The code this error pointed to is here:
ThrustAllocator<cudaStream_t> thrust_allocator(
GPUGraphTable<KeyType>::s_cuda_allocators[context.gpu_id], stream);
thrust::random::default_random_engine engine(context.shuffle_seed[tensor_pair_idx]);
const auto& exec_policy = thrust::cuda::par(thrust_allocator).on(stream);
thrust::shuffle_copy(
exec_policy,
cnt_iter,
cnt_iter + context.total_row[tensor_pair_idx],
thrust::device_pointer_cast(d_random_row),
engine);
Then I printed the logs before it:
cudaStreamSynchronize(stream);
err = cudaGetLastError();
if (err != cudaSuccess) {
LOG(NOTICE) << "[GPU_ID: " << context.gpu_id << "]CUDA Error before shuffle_copy: " << cudaGetErrorString(err);
} else {
LOG(NOTICE) << "[GPU_ID: " << context.gpu_id << "]No error before shuffle_copy.";
}
// shuffle_copy calls
But it turns out that only gpu 0 got an error, all other gpu’s were normal.

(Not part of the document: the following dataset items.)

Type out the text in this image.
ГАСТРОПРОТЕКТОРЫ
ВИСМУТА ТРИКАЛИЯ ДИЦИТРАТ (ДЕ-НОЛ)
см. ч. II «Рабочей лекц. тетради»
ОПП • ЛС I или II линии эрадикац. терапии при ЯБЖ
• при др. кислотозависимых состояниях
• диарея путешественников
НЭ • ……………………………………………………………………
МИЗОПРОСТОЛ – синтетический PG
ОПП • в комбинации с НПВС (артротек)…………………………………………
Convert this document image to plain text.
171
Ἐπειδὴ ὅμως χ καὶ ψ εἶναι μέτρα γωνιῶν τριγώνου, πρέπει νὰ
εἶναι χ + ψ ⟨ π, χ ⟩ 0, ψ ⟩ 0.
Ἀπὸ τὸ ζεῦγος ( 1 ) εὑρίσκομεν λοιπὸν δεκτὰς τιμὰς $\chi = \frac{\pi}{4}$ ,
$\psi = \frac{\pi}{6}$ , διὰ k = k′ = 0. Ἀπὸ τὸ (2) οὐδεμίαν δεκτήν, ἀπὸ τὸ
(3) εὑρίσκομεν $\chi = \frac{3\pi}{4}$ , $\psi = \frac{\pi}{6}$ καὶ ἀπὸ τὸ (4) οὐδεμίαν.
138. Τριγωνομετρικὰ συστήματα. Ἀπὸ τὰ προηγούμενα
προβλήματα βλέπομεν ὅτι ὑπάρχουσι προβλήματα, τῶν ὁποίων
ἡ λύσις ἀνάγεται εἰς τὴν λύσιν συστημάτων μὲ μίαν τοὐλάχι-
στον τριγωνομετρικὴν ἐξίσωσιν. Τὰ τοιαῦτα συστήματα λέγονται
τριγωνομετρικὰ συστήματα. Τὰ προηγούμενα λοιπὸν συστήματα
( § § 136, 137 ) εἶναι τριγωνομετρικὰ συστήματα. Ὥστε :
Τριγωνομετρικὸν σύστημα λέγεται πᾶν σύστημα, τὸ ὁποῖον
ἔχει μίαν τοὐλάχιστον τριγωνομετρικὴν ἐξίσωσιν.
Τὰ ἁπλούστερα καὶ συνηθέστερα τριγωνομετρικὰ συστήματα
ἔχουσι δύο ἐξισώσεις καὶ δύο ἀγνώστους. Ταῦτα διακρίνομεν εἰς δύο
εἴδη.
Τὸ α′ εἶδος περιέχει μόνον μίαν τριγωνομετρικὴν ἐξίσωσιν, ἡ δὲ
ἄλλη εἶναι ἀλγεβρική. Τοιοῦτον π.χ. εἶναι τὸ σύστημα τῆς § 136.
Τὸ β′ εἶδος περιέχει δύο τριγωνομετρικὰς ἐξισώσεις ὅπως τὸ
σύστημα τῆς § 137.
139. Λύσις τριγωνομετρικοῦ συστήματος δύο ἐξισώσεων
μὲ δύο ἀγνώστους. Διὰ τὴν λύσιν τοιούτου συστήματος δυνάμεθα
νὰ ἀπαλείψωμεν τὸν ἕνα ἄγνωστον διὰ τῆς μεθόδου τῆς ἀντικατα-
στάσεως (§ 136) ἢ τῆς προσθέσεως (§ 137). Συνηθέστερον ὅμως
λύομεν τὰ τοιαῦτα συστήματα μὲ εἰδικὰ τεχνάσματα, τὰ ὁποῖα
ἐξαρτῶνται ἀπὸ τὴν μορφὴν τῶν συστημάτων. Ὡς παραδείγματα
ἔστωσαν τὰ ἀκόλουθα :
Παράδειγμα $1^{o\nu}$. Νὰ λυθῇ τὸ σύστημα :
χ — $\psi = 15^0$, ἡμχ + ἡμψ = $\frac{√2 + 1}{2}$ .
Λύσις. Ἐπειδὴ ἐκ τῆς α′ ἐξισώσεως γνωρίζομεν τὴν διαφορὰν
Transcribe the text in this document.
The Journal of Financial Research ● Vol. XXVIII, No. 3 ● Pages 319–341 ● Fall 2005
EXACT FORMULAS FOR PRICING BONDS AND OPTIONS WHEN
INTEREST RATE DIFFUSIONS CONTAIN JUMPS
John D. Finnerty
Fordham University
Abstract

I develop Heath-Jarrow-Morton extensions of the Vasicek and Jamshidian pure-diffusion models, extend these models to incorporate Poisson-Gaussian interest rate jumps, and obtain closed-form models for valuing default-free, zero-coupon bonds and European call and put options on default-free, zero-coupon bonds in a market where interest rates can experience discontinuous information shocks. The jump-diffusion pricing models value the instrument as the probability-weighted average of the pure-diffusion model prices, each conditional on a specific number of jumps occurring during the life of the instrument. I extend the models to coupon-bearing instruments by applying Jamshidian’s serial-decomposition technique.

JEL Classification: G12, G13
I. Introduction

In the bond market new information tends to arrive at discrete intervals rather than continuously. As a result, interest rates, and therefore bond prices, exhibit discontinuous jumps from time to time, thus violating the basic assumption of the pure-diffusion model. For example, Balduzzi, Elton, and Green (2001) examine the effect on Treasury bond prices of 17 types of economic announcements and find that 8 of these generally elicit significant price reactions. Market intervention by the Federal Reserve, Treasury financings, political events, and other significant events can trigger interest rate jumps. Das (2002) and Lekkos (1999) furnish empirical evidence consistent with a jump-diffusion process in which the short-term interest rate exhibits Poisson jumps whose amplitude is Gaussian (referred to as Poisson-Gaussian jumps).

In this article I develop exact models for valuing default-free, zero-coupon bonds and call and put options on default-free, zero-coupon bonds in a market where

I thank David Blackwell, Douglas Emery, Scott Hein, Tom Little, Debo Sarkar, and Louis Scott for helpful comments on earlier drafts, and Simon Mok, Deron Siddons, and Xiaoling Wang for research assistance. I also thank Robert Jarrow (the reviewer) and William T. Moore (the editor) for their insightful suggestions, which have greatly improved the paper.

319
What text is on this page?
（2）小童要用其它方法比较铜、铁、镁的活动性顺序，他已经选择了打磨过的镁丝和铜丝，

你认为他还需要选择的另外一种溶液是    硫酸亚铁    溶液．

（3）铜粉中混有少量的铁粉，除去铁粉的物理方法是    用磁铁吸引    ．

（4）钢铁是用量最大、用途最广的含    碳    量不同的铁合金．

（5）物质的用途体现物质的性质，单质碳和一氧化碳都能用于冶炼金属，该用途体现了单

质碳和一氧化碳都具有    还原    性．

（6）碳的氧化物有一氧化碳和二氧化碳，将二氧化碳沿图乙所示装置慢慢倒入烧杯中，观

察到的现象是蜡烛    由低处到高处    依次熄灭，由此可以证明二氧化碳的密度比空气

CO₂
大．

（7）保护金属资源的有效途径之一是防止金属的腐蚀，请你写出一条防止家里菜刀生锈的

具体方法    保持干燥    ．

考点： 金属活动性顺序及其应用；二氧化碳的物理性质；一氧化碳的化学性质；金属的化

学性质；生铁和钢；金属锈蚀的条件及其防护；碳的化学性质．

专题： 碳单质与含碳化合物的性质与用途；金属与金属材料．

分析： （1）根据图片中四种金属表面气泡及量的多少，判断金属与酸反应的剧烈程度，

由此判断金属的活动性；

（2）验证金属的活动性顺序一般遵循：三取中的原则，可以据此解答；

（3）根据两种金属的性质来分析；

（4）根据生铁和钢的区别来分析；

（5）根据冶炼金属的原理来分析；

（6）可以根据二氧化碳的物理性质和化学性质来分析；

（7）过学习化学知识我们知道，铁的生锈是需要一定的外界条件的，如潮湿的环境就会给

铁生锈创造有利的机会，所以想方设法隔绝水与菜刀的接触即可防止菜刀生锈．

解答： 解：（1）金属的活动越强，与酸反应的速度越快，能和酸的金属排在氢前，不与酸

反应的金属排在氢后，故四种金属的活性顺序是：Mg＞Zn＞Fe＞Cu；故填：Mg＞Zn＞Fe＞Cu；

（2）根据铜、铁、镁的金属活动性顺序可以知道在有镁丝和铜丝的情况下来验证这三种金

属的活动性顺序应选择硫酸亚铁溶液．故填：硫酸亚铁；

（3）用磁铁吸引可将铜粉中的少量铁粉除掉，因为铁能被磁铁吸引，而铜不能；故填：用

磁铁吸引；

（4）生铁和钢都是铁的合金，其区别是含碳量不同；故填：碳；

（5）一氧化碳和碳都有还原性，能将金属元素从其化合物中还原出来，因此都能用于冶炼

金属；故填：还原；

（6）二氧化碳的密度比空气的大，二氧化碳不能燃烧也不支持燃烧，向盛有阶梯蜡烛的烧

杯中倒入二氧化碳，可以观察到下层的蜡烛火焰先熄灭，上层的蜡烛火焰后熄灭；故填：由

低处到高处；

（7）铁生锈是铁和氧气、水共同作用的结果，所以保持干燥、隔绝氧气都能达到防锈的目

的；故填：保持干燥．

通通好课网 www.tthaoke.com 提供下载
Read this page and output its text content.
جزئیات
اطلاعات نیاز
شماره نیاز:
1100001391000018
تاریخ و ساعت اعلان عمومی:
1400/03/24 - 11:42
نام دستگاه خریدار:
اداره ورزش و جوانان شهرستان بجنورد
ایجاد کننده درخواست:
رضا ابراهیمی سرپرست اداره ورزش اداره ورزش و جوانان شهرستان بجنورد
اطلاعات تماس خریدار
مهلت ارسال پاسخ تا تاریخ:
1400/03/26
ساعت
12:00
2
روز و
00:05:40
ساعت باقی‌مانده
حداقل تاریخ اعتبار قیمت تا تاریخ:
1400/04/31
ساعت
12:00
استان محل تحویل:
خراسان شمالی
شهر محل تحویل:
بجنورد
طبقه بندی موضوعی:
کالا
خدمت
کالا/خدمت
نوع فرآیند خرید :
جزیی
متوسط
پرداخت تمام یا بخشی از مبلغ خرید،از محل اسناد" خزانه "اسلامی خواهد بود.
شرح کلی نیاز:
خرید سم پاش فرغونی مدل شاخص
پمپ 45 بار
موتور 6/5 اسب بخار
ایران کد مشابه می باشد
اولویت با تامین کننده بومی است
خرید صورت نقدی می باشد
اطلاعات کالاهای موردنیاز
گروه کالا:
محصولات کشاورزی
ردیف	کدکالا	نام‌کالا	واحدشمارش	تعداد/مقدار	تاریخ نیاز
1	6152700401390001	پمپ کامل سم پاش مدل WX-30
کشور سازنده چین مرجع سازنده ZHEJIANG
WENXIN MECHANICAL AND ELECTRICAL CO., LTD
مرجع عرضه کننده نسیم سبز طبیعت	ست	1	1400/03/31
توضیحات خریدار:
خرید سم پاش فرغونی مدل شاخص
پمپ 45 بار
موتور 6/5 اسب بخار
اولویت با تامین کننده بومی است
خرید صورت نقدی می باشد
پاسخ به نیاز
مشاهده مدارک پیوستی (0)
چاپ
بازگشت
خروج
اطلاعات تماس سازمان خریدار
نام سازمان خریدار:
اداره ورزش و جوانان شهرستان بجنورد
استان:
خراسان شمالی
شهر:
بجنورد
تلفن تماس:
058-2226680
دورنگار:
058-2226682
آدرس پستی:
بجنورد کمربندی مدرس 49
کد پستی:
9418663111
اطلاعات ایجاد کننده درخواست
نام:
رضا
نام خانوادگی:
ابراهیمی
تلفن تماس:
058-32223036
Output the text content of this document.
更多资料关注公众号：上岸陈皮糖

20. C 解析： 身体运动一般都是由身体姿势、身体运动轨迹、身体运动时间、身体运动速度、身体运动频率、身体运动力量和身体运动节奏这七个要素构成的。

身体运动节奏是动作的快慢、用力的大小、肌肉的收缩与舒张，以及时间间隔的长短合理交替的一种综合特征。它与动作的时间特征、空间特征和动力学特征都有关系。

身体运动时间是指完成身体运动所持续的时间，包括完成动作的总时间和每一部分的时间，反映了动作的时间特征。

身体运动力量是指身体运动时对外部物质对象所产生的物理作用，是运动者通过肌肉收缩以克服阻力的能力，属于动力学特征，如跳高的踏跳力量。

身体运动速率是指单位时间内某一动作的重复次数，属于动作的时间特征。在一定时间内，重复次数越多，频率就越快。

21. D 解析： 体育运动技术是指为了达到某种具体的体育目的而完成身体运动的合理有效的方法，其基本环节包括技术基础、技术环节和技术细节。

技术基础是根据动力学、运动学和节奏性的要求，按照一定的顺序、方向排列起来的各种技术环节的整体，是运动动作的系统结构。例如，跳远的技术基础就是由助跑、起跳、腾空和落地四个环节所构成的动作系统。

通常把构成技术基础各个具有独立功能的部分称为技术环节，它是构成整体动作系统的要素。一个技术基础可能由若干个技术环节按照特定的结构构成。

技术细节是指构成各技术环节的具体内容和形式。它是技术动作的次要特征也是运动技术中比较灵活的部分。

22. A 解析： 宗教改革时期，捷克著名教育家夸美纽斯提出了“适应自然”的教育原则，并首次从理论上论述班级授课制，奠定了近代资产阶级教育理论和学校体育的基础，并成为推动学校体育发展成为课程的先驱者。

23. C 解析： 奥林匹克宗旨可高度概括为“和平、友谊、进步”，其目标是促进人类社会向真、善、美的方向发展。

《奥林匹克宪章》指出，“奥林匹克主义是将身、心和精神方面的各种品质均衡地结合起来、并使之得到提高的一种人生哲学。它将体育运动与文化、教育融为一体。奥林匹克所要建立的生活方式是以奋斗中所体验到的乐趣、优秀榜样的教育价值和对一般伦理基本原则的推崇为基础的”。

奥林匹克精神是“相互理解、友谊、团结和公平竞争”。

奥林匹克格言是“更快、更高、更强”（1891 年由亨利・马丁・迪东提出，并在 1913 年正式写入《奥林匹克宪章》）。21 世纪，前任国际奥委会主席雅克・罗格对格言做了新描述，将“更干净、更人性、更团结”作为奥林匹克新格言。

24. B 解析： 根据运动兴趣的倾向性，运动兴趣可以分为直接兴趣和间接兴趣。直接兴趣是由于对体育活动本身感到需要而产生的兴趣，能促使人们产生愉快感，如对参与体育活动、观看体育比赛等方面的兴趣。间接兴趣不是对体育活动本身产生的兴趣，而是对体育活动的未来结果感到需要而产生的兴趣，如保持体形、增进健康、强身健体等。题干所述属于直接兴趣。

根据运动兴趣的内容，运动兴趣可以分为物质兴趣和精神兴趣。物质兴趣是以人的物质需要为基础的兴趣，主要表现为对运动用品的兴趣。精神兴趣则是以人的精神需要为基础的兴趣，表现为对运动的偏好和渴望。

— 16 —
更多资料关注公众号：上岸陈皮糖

I suspected a problem with stream
, so I ran another empty kernel before these codes:
// define
__global__ test_run_kernel(int gpu_id){
printf("[GPU_ID: %d] running in test_run_kernel!", gpu_id);
}
// ....
// before shuffle_copy
test_run_kernel<<<1, 1, 0, stream>>>(gpu_id);
// shuffle_copy calls
But it still failed because of cudaErrorInvalidResourceHandle
.
Then I tried to use global stream:
test_run_kernel<<<1, 1>>>(gpu_id);
And it worked. Based on these phenomena, I suspected the problem is in stream
. So I used cudaStreamQuery
to detect it, but I got cudaSuccess every time.
If any more information is needed, please let me know in the comments section.